Overfishing is a serious concern in the waters of northwestern Europe. Although this issue is not unique to the region—experts estimate that $83 billion is lost worldwide annually to overfishing and could be recovered through stock restoration—it persisted for years in large part because of the European Union’s reluctance to set fishing limits in line with scientific advice.
In recent years, European ministers have brought fishing limits closer to the scientific advice on average, but they must still do more: Under the EU’s Common Fisheries Policy (CFP), Member States were legally bound to end overfishing by 2020 to maintain sustainable fisheries.

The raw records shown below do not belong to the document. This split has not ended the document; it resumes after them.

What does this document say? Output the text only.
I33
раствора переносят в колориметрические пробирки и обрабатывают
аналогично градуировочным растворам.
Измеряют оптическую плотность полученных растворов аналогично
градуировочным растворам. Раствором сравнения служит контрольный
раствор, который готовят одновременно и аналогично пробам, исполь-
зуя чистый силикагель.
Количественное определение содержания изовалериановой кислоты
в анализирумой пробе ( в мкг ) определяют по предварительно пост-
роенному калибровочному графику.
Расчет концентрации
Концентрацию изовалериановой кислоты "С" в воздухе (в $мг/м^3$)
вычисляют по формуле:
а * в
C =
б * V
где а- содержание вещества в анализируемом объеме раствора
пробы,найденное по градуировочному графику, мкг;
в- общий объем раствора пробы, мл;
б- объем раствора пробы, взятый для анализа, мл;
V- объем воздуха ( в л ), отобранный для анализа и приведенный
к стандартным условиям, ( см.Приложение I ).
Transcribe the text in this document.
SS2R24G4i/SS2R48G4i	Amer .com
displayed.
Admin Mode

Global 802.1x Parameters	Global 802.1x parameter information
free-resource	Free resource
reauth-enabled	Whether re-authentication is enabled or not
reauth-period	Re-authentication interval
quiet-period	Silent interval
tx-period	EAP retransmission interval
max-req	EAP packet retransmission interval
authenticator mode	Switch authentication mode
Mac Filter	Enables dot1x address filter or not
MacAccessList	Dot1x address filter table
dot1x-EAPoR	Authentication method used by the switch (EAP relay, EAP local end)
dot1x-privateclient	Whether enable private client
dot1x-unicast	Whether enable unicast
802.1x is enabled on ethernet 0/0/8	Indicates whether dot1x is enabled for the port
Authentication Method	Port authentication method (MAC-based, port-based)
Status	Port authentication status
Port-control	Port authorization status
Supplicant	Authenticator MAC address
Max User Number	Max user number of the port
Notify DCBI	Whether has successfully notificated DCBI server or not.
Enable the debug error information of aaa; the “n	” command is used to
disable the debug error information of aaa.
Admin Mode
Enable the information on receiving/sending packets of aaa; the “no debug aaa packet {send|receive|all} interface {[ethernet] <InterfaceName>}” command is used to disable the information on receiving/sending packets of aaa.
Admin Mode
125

Progress toward that goal has varied but generally proved too slow to meet the 2020 deadline. Pew’s work focused on bringing EU fisheries management in line with scientific advice to end overfishing and allow stocks to recover. By doing so, the EU can set a positive example for other governments and help ensure the future sustainability of fisheries in northwestern Europe and beyond.
To support effective implementation of the reformed Common Fisheries Policy, we worked with decision-makers in the EU and the United Kingdom to advocate for:
- Fishing limits to be set at sustainable levels that allow stocks to recover.
- Long-term legislation that would achieve the objectives of the CFP in each region.
- Implementation of the CFP’s bycatch reforms, including the EU’s Landing Obligation.
- Clear and public reporting on progress toward these aims.
- A post-Brexit joint EU-UK management framework to allow the recovery of fish populations to sustainable levels.